En su discurso inaugural, añadía el Papa estas palabras, que fueron luego recogidas en el Documento final: «El discípulo, fundamentado en la roca de la Palabra de Dios, se siente impulsado a llevar la buena nueva de la salvación a sus hermanos. Discipulado y misión son como las dos caras de una misma medalla: cuando el discípulo está enamorado de Cristo, no puede dejar de anunciar al mundo que sólo Él nos salva. En efecto, el discípulo sabe que, sin Cristo, no hay luz, no hay esperanza, no hay amor, no hay futuro». ¿Y cómo podría callarlo? «Vosotros decís que sois la sal de la tierra –les decía a los cristianos en misa el ateo de ficción imaginado por Bernanos, que predicaba en la fiesta de Santa Teresa de Lisieux–. Si el mundo se vuelve insípido, ¿a quién queréis que eche las culpas?».

Como nos asegura Benedicto XVI en la Carta Porta fidei, al convocar este Año de la fe que celebramos, la nueva evangelización, exactamente igual que la primera, y la de todo tiempo y lugar, si lo es de verdad, es decir, si nos hemos encontrado de veras con Jesucristo, como les sucedió a los apóstoles, a la reina Isabel de Castilla, y a los evangelizadores de todos los tiempos, no podrá por menos que hacernos «redescubrir la alegría de creer y volver a encontrar el entusiasmo de comunicar la fe». Y esto no se puede callar. El Papa Benedicto se estaba haciendo eco, sin duda, del aliento que dio a la Iglesia su predecesor urgiendo a la nueva evangelización.
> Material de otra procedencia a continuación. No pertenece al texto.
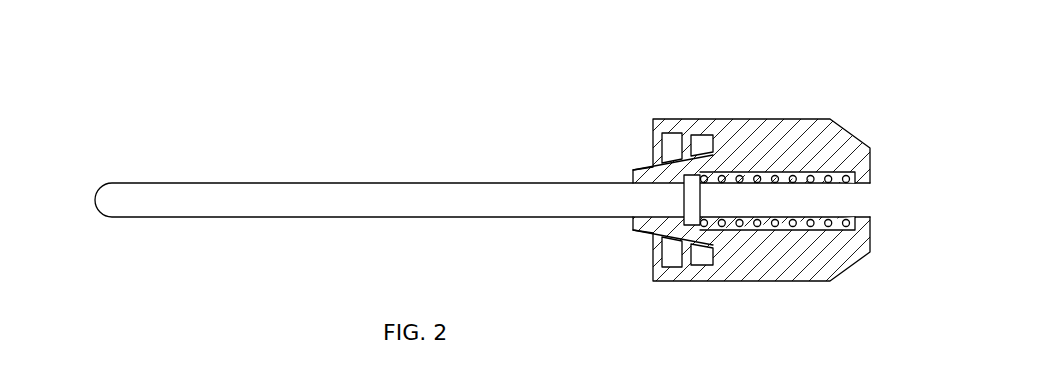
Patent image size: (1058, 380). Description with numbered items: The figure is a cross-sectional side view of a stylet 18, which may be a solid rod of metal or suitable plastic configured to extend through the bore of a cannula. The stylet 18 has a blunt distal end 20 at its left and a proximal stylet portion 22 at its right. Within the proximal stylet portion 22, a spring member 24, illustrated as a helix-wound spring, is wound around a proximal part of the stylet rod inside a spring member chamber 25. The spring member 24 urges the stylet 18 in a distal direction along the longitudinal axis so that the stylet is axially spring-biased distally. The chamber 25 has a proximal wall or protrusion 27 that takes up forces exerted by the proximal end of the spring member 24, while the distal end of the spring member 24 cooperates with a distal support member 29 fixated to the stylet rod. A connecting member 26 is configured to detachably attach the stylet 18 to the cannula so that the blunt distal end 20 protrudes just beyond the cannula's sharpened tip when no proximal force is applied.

The stylet 18 is at (623, 67).
The blunt distal end 20 is at (108, 198).
The proximal stylet portion 22 is at (793, 130).
The spring member 24 is at (812, 178).
The spring member chamber 25 is at (803, 223).
The connecting member 26 is at (704, 145).
The proximal wall or protrusion 27 is at (850, 225).
The distal support member 29 is at (693, 184).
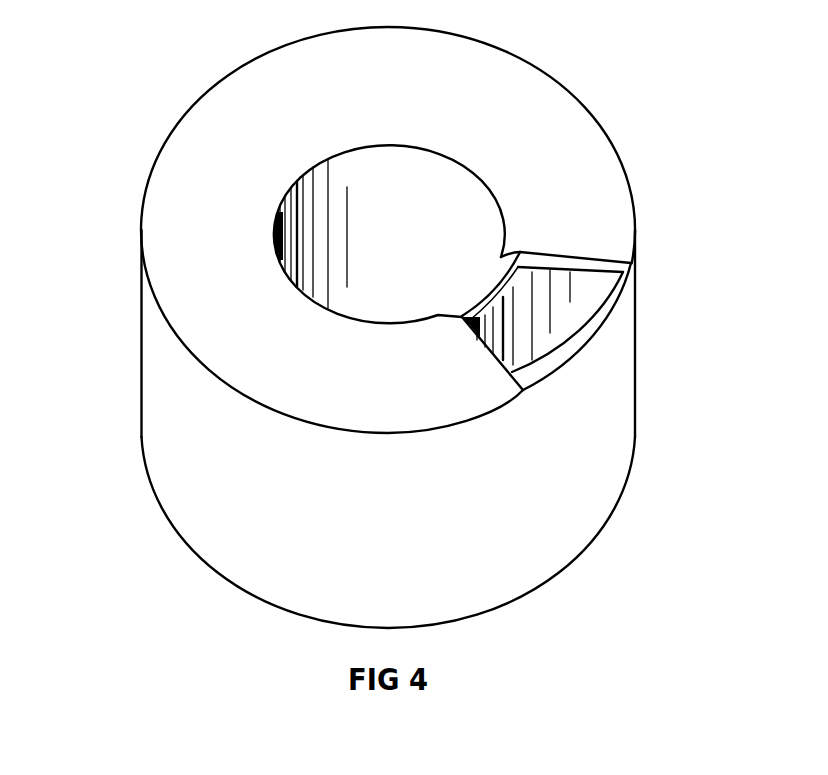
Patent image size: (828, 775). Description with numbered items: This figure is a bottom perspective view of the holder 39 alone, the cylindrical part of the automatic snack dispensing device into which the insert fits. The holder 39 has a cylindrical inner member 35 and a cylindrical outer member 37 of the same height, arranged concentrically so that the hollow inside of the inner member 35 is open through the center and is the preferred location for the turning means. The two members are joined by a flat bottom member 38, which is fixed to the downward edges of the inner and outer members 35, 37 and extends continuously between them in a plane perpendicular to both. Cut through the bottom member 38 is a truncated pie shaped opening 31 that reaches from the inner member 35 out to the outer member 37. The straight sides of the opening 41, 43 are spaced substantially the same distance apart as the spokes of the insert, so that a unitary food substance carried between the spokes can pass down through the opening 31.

The truncated pie shaped opening 31 is at (580, 328).
The cylindrical inner member 35 is at (447, 205).
The cylindrical outer member 37 is at (607, 415).
The flat bottom member 38 is at (200, 152).
The holder 39 is at (135, 207).
The straight side of the opening 41 is at (593, 263).
The straight side of the opening 43 is at (517, 373).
Así lo decía Juan Pablo II, en la anterior Conferencia del CELAM, la de 1992, en Santo Domingo: «Una evangelización nueva en su ardor supone una fe sólida, una caridad pastoral intensa y una recia fidelidad que, bajo la acción del Espíritu, generen una mística, un incontenible entusiasmo en la tarea de anunciar el Evangelio. Nada puede haceros callar, pues sois heraldos de la verdad. La verdad de Cristo ha de iluminar las mentes y los corazones con la activa, incansable y pública proclamación de los valores cristianos». Quienes nos hemos encontrado con Cristo, ciertamente, no lo podemos callar.